With the word “deep” in the title, some may expect more but that was never really the case as far as the film was concerned. Vic and Melina were a powder keg waiting to explode. However, the film dragged on as viewers were left waiting for that moment to happen. While inevitable, the leadup to that moment got increasingly ridiculous just as Vic became the prime suspect in the disappearance of Melinda’s so-called lovers. From that point on, the life he set up for himself and Melinda began to crumble as his bottled-up fear of losing his wife, resentment, jealousy, or perhaps a combination of the three threatened to put it in jeopardy. The other side of the equation in Melinda lacked even more depth as she was merely a plot device for Vic’s story rather than a character herself. A driving force towards his behavior, both parts could never quite fit together. There was something about their relationship that drew them to one another, however, that aforementioned lack of depth kept the film at the precipice of being more interesting than it was.

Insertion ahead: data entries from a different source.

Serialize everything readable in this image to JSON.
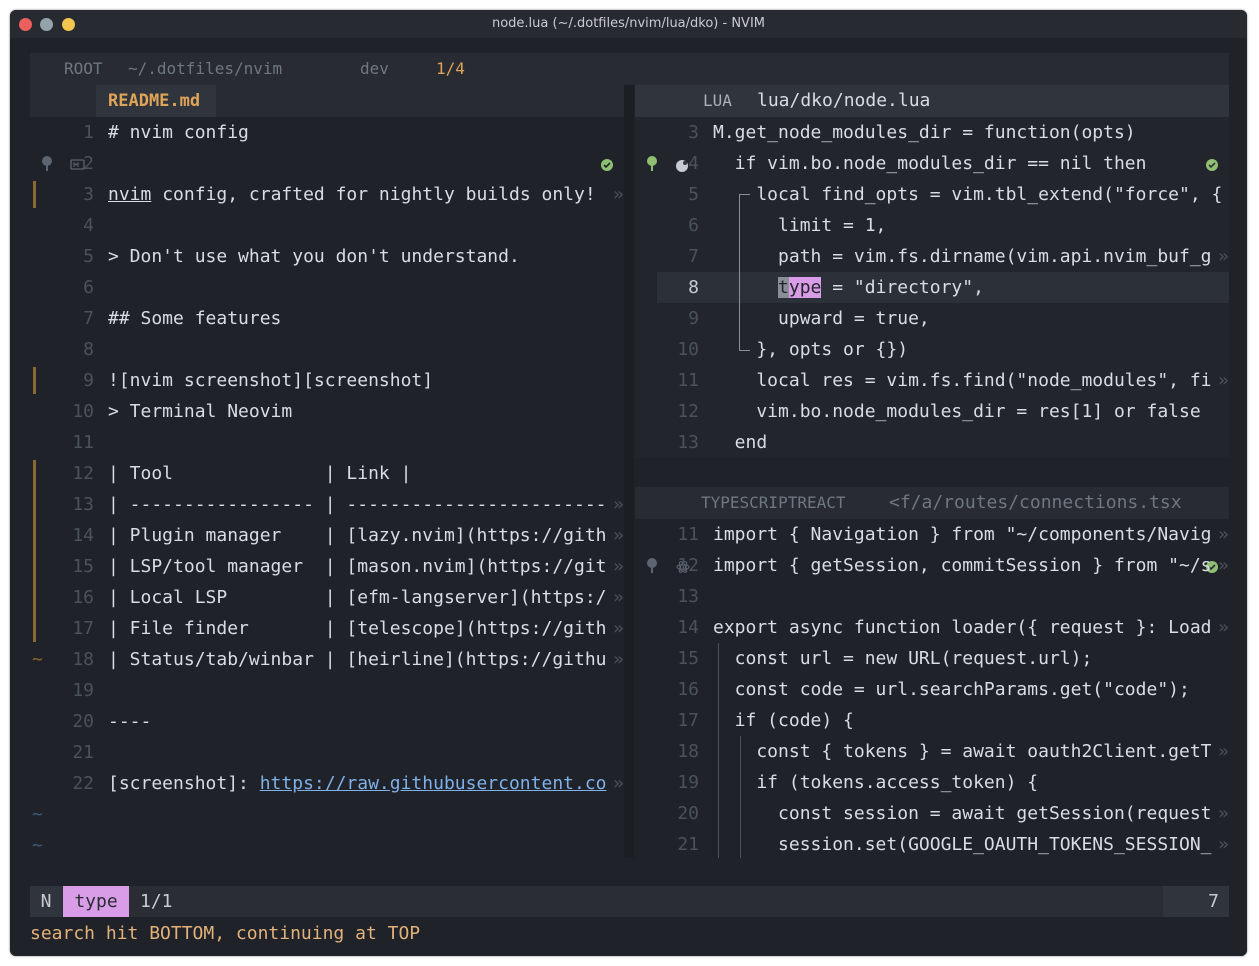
{
  "window": {
    "title": "node.lua (~/.dotfiles/nvim/lua/dko) - NVIM"
  },
  "tabline": {
    "root_label": "ROOT",
    "cwd": "~/.dotfiles/nvim",
    "branch": "dev",
    "tab_count": "1/4"
  },
  "left_pane": {
    "filename": "README.md",
    "lines": [
      {
        "n": "1",
        "text": "# nvim config"
      },
      {
        "n": "2",
        "text": ""
      },
      {
        "n": "3",
        "text": "nvim config, crafted for nightly builds only!"
      },
      {
        "n": "4",
        "text": ""
      },
      {
        "n": "5",
        "text": "> Don't use what you don't understand."
      },
      {
        "n": "6",
        "text": ""
      },
      {
        "n": "7",
        "text": "## Some features"
      },
      {
        "n": "8",
        "text": ""
      },
      {
        "n": "9",
        "text": "![nvim screenshot][screenshot]"
      },
      {
        "n": "10",
        "text": "> Terminal Neovim"
      },
      {
        "n": "11",
        "text": ""
      },
      {
        "n": "12",
        "text": "| Tool              | Link |"
      },
      {
        "n": "13",
        "text": "| ----------------- | ------------------------"
      },
      {
        "n": "14",
        "text": "| Plugin manager    | [lazy.nvim](https://gith"
      },
      {
        "n": "15",
        "text": "| LSP/tool manager  | [mason.nvim](https://git"
      },
      {
        "n": "16",
        "text": "| Local LSP         | [efm-langserver](https:/"
      },
      {
        "n": "17",
        "text": "| File finder       | [telescope](https://gith"
      },
      {
        "n": "18",
        "text": "| Status/tab/winbar | [heirline](https://githu"
      },
      {
        "n": "19",
        "text": ""
      },
      {
        "n": "20",
        "text": "----"
      },
      {
        "n": "21",
        "text": ""
      },
      {
        "n": "22",
        "text": "[screenshot]: https://raw.githubusercontent.co"
      }
    ],
    "overflow_marker": "»",
    "eob": "~"
  },
  "top_right_pane": {
    "filetype": "LUA",
    "filepath": "lua/dko/node.lua",
    "lines": [
      {
        "n": "3",
        "text": "M.get_node_modules_dir = function(opts)"
      },
      {
        "n": "4",
        "text": "  if vim.bo.node_modules_dir == nil then"
      },
      {
        "n": "5",
        "text": "    local find_opts = vim.tbl_extend(\"force\", {"
      },
      {
        "n": "6",
        "text": "      limit = 1,"
      },
      {
        "n": "7",
        "text": "      path = vim.fs.dirname(vim.api.nvim_buf_g"
      },
      {
        "n": "8",
        "text": "      type = \"directory\","
      },
      {
        "n": "9",
        "text": "      upward = true,"
      },
      {
        "n": "10",
        "text": "    }, opts or {})"
      },
      {
        "n": "11",
        "text": "    local res = vim.fs.find(\"node_modules\", fi"
      },
      {
        "n": "12",
        "text": "    vim.bo.node_modules_dir = res[1] or false"
      },
      {
        "n": "13",
        "text": "  end"
      }
    ]
  },
  "bottom_right_pane": {
    "filetype": "TYPESCRIPTREACT",
    "filepath": "<f/a/routes/connections.tsx",
    "lines": [
      {
        "n": "11",
        "text": "import { Navigation } from \"~/components/Navig"
      },
      {
        "n": "12",
        "text": "import { getSession, commitSession } from \"~/s"
      },
      {
        "n": "13",
        "text": ""
      },
      {
        "n": "14",
        "text": "export async function loader({ request }: Load"
      },
      {
        "n": "15",
        "text": "  const url = new URL(request.url);"
      },
      {
        "n": "16",
        "text": "  const code = url.searchParams.get(\"code\");"
      },
      {
        "n": "17",
        "text": "  if (code) {"
      },
      {
        "n": "18",
        "text": "    const { tokens } = await oauth2Client.getT"
      },
      {
        "n": "19",
        "text": "    if (tokens.access_token) {"
      },
      {
        "n": "20",
        "text": "      const session = await getSession(request"
      },
      {
        "n": "21",
        "text": "      session.set(GOOGLE_OAUTH_TOKENS_SESSION_"
      }
    ]
  },
  "statusline": {
    "mode": "N",
    "search_term": "type",
    "search_count": "1/1",
    "right_value": "7"
  },
  "cmdline": {
    "message": "search hit BOTTOM, continuing at TOP"
  },
  "colors": {
    "accent_orange": "#e0a458",
    "search_pink": "#d99ce6",
    "ok_green": "#8fbf72",
    "link_blue": "#7fb0e8"
  }
}
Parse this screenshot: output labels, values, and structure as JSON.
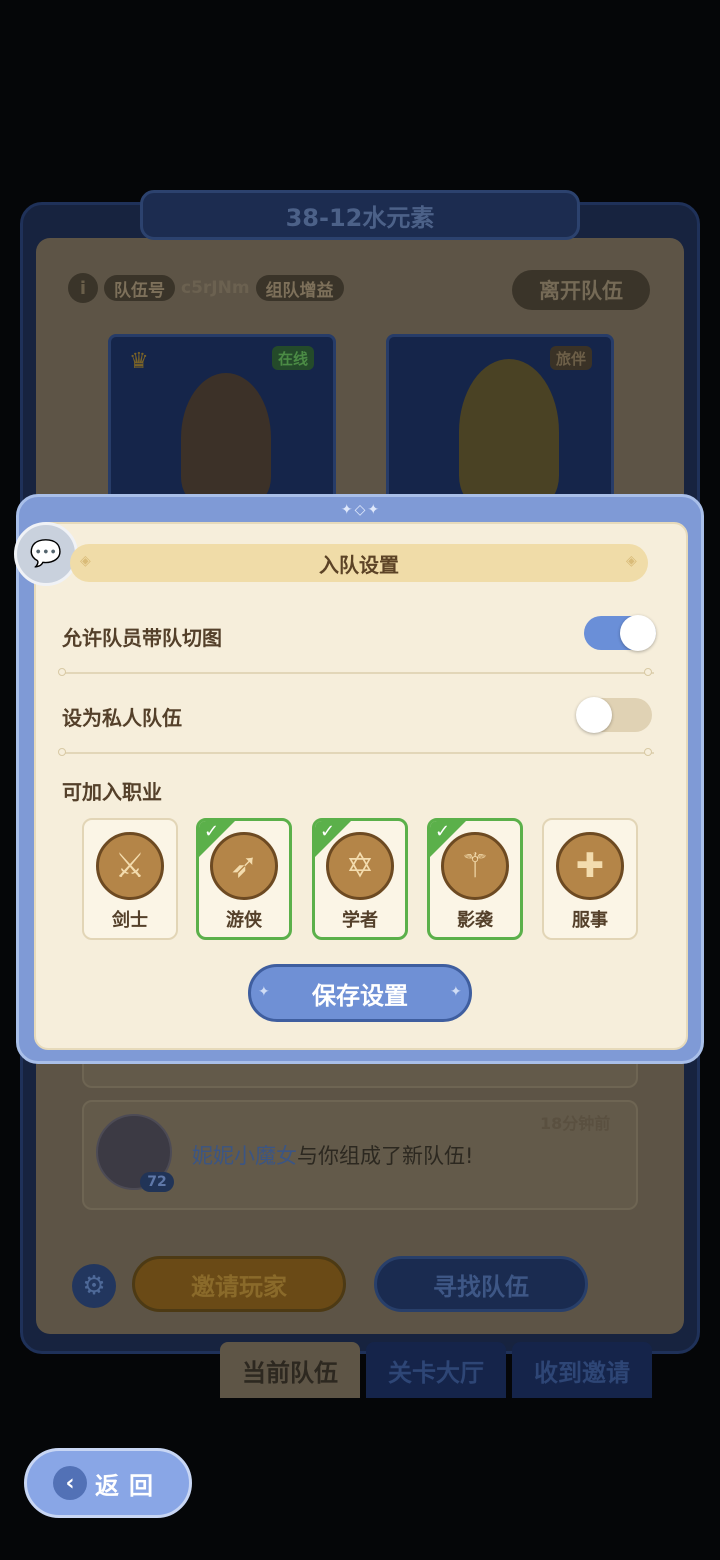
{
  "team_panel": {
    "title": "38-12水元素",
    "info_icon": "i",
    "team_no_label": "队伍号",
    "team_code": "c5rJNm",
    "team_bonus_label": "组队增益",
    "leave_label": "离开队伍",
    "members": [
      {
        "status": "在线",
        "status_color": "#2f6b2c",
        "role_icon": "crown-icon"
      },
      {
        "status": "旅伴",
        "status_color": "#5a4a33"
      }
    ]
  },
  "message": {
    "time": "18分钟前",
    "name": "妮妮小魔女",
    "text": "与你组成了新队伍!",
    "level": "72"
  },
  "actions": {
    "invite_label": "邀请玩家",
    "find_label": "寻找队伍"
  },
  "tabs": [
    {
      "label": "当前队伍",
      "active": true
    },
    {
      "label": "关卡大厅",
      "active": false
    },
    {
      "label": "收到邀请",
      "active": false
    }
  ],
  "back": {
    "label": "返回",
    "arrow": "‹"
  },
  "dialog": {
    "title": "入队设置",
    "settings": [
      {
        "label": "允许队员带队切图",
        "enabled": true
      },
      {
        "label": "设为私人队伍",
        "enabled": false
      }
    ],
    "classes_label": "可加入职业",
    "classes": [
      {
        "name": "剑士",
        "selected": false,
        "icon": "sword-icon",
        "glyph": "⚔"
      },
      {
        "name": "游侠",
        "selected": true,
        "icon": "bow-icon",
        "glyph": "➶"
      },
      {
        "name": "学者",
        "selected": true,
        "icon": "hexagram-icon",
        "glyph": "✡"
      },
      {
        "name": "影袭",
        "selected": true,
        "icon": "blade-icon",
        "glyph": "⚚"
      },
      {
        "name": "服事",
        "selected": false,
        "icon": "cross-icon",
        "glyph": "✚"
      }
    ],
    "save_label": "保存设置"
  },
  "colors": {
    "accent_blue": "#6f90d5",
    "selected_green": "#5bb04a",
    "paper": "#f6eedb"
  }
}
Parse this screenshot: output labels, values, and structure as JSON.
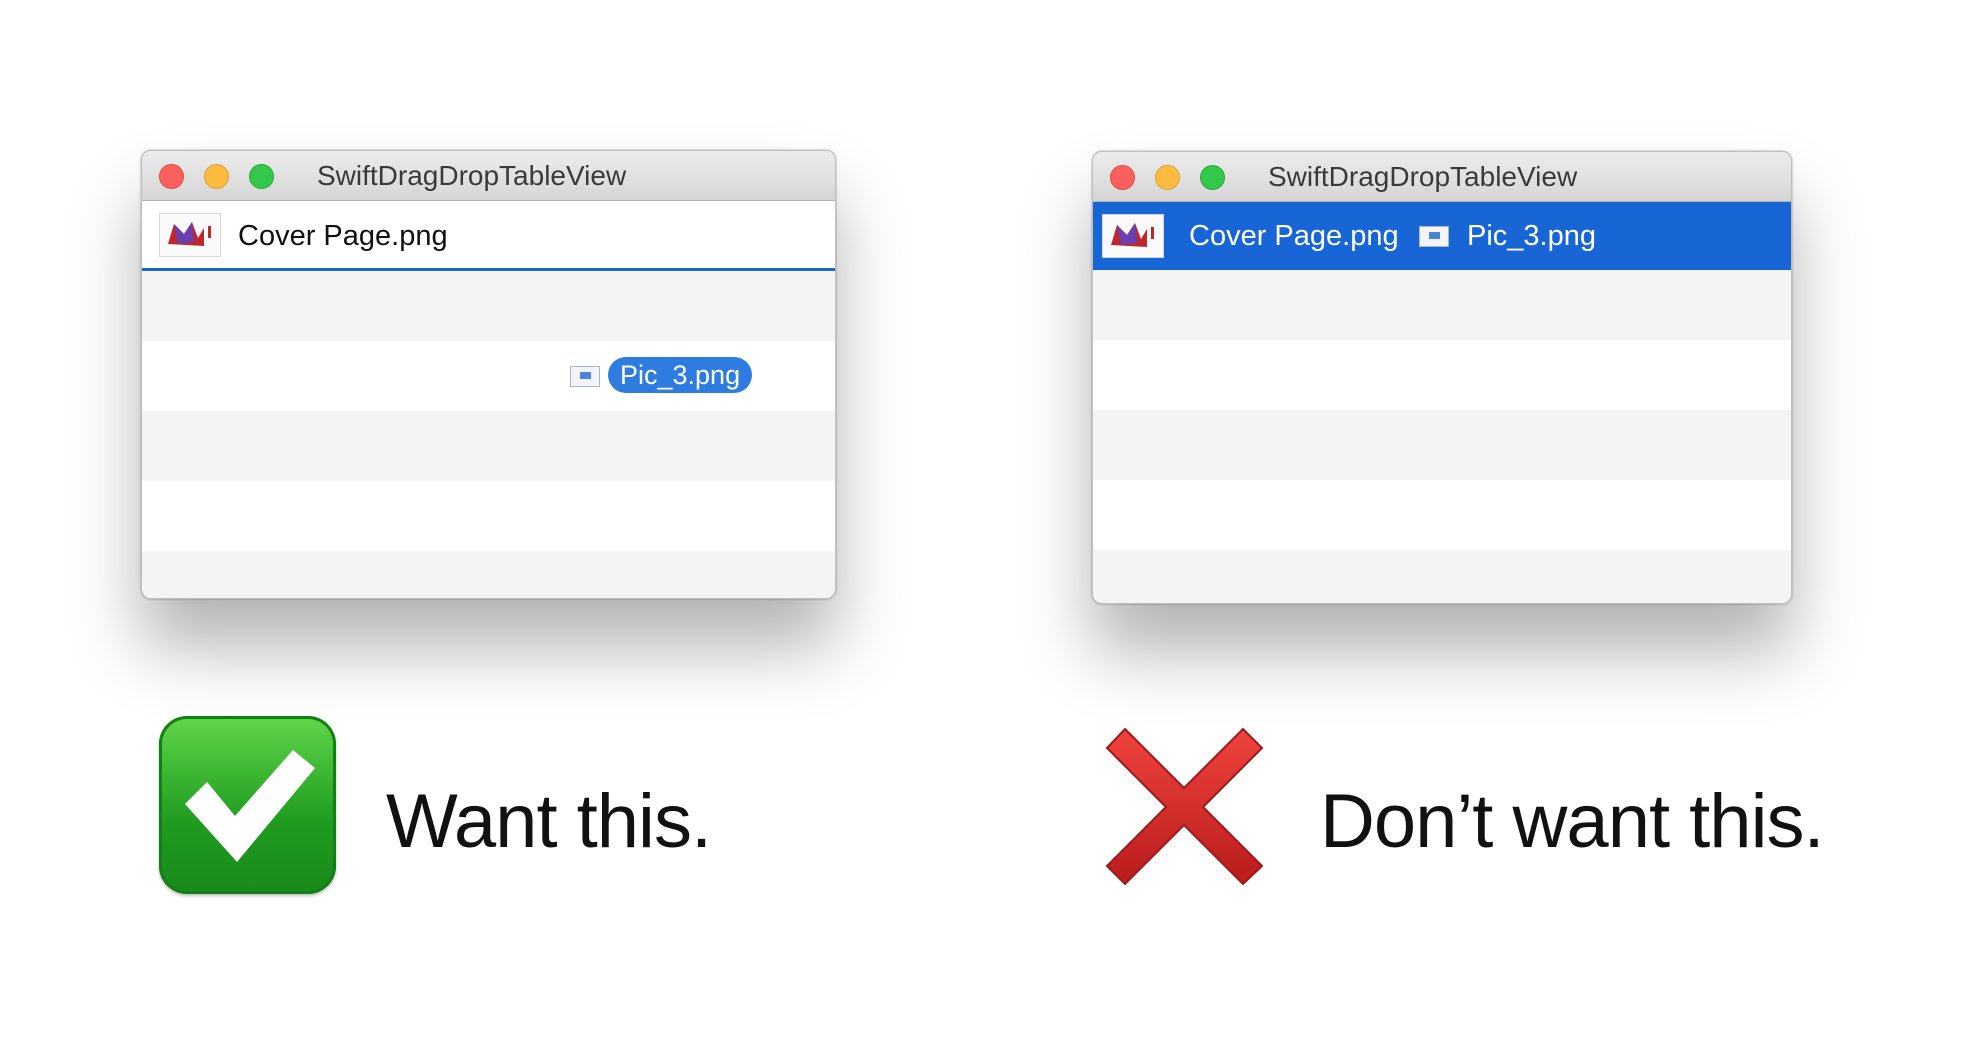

In spite of its narrative flaws, the sheer trashiness of Deep Water is entertaining in almost a so-bad-that-it’s-good kind of way. The film and everyone involved all knows what it is and doesn’t try to be anything else. They are reveling in the campiness of it all therefore one can’t help but have fun right with them. At the end of the day, the best part of the film was the performances from Affleck and de Armas and their great chemistry as Vic and Melinda if only in creating a believable pair of despicable people. The restraint shown by Affleck contrasted by the campy and conniving Melinda who bought out more from the character than what was there.

Overall, Deep Water will be an acquired taste but fans of the genre or either leads will have a decent time.